Nel corso della seconda giornata di visita a Israele e ai territori palestini, L’Alta rappresentante per la politica estera dell’Unione Europea, Catherine Ashton, ha visitato oggi la striscia di Gaza. Poco prima del suo arrivo, un missile lanciato dalla striscia ha raggiunto, uccidendolo, un contadino di origine tailandese. L’azione è stata rivendicata da Ansar-al-sunna, un gruppo salafista vincolato con Al Quaida

Al suo arrivo a Gaza, la Ashton ha voluto commentare l’accaduto, segnalando che “condanna qualsiasi tipo di violenza”. Il capo della diplomazia europea ha inoltre chiesto a Israele che sospenda il blocco della striscia che va avanti già da tre anni, assicurando, inoltre, che “la sofferenza di Gaza” sarà analizzata nella riunione del quartetto di pace per il Medio Oriente- formato dall’ONU, dall’EU, dagli Stati Uniti e dalla Russia-che terrà luogo venerdì a Mosca.

Lo scopo della sua visita  a Gaza era quello di “valutare l’impatto degli aiuti umanitari donati dall’UE ai palestini della striscia, dopo l’offensiva israelina che, lo scorso gennaio, causò 1400 vittime e devastò il territorio palestino.  La Ashton ha ottenuto un permesso speciale dal governo israeliano per visitare la striscia, dove ha incontrato solo membri della società civile e funzionari dell’Unione Europea.  

Nelle prime ore del mattino, la “baronessa” si era riunita con il presidente israeliano Simon Peres, al quale aveva assicurato di appoggiare gli sforzi di pace tra Israele e Palestina promossi dagli Stati Uniti.  

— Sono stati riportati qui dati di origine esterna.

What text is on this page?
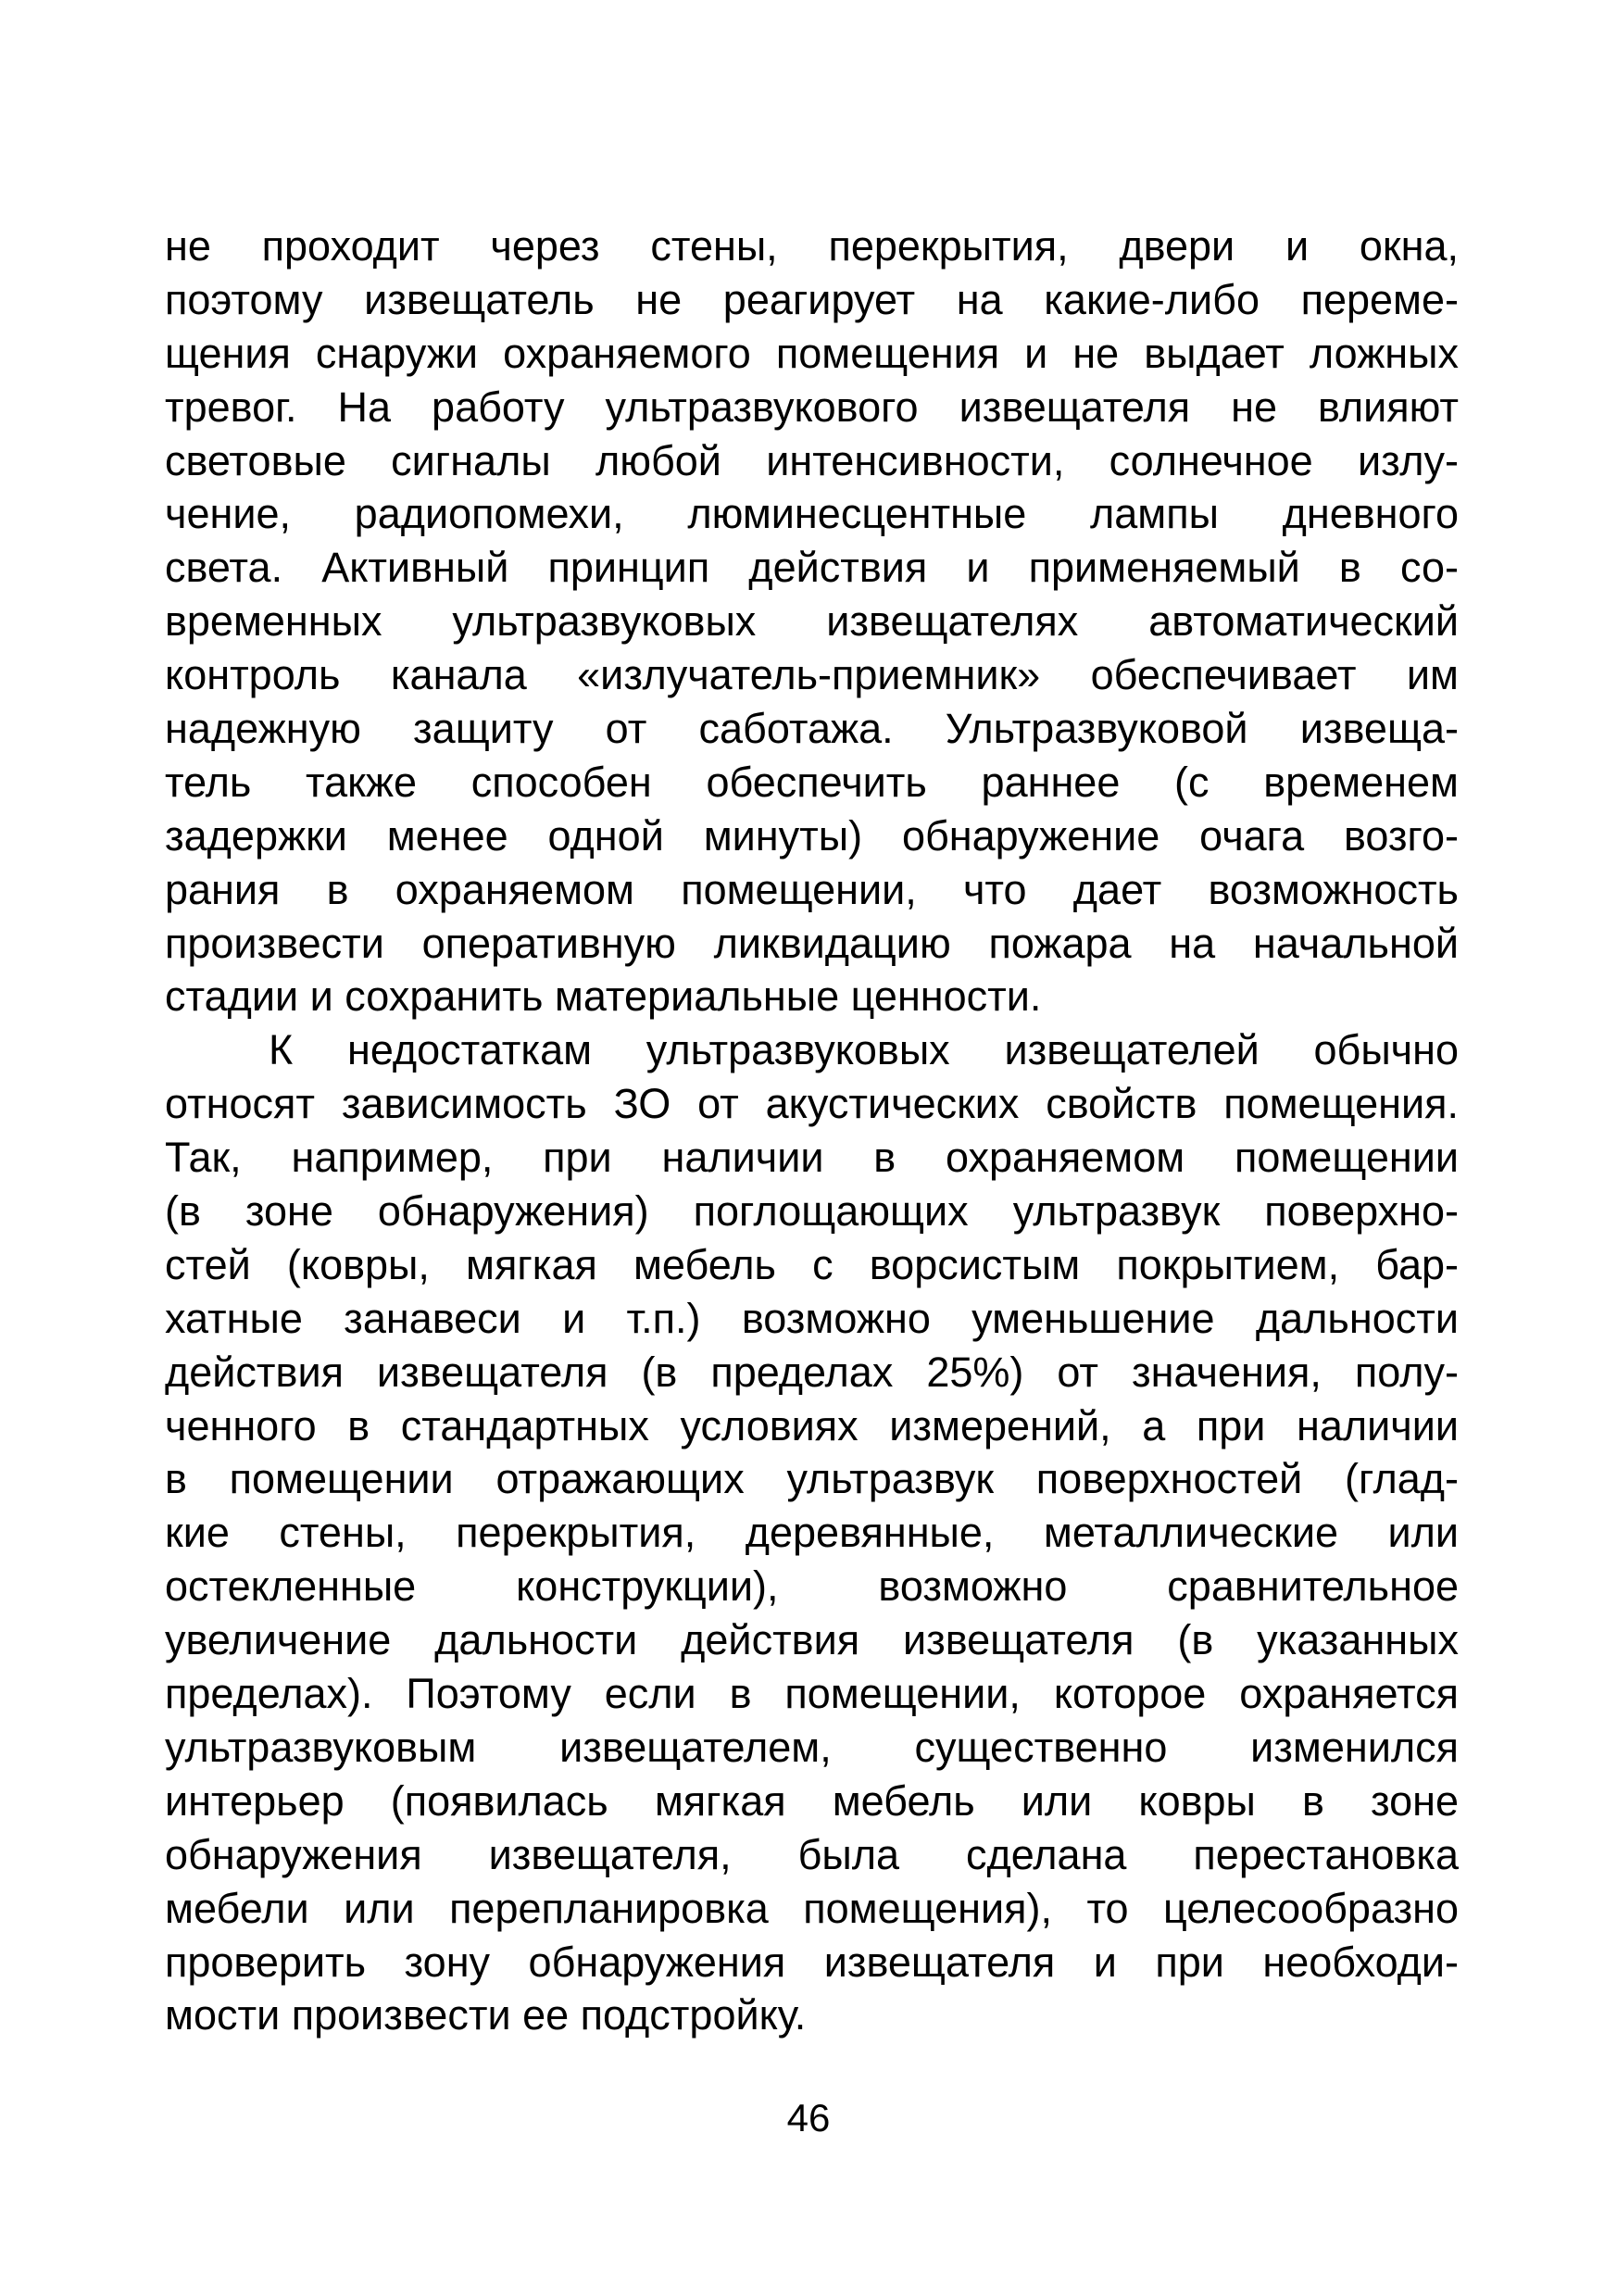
не проходит через стены, перекрытия, двери и окна,
поэтому извещатель не реагирует на какие-либо переме-
щения снаружи охраняемого помещения и не выдает ложных
тревог. На работу ультразвукового извещателя не влияют
световые сигналы любой интенсивности, солнечное излу-
чение, радиопомехи, люминесцентные лампы дневного
света. Активный принцип действия и применяемый в со-
временных ультразвуковых извещателях автоматический
контроль канала «излучатель-приемник» обеспечивает им
надежную защиту от саботажа. Ультразвуковой извеща-
тель также способен обеспечить раннее (с временем
задержки менее одной минуты) обнаружение очага возго-
рания в охраняемом помещении, что дает возможность
произвести оперативную ликвидацию пожара на начальной
стадии и сохранить материальные ценности.
К недостаткам ультразвуковых извещателей обычно
относят зависимость ЗО от акустических свойств помещения.
Так, например, при наличии в охраняемом помещении
(в зоне обнаружения) поглощающих ультразвук поверхно-
стей (ковры, мягкая мебель с ворсистым покрытием, бар-
хатные занавеси и т.п.) возможно уменьшение дальности
действия извещателя (в пределах 25%) от значения, полу-
ченного в стандартных условиях измерений, а при наличии
в помещении отражающих ультразвук поверхностей (глад-
кие стены, перекрытия, деревянные, металлические или
остекленные конструкции), возможно сравнительное
увеличение дальности действия извещателя (в указанных
пределах). Поэтому если в помещении, которое охраняется
ультразвуковым извещателем, существенно изменился
интерьер (появилась мягкая мебель или ковры в зоне
обнаружения извещателя, была сделана перестановка
мебели или перепланировка помещения), то целесообразно
проверить зону обнаружения извещателя и при необходи-
мости произвести ее подстройку.
46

Dopo la breve visita nella striscia, l’alta rappresentante per la politica estera è tornata in Cisgiordania, dove ieri ha avuto un colloquio con il leader palestino Abu Mazen. La Ashton- prima di raggiungere Mosca dove si trova già il segretario di Stato degli Stati Uniti, Hilary Clinton- incontrerà il primo ministro palestino Salam Fayad y il ministro degli esteri, RIAD al Malki.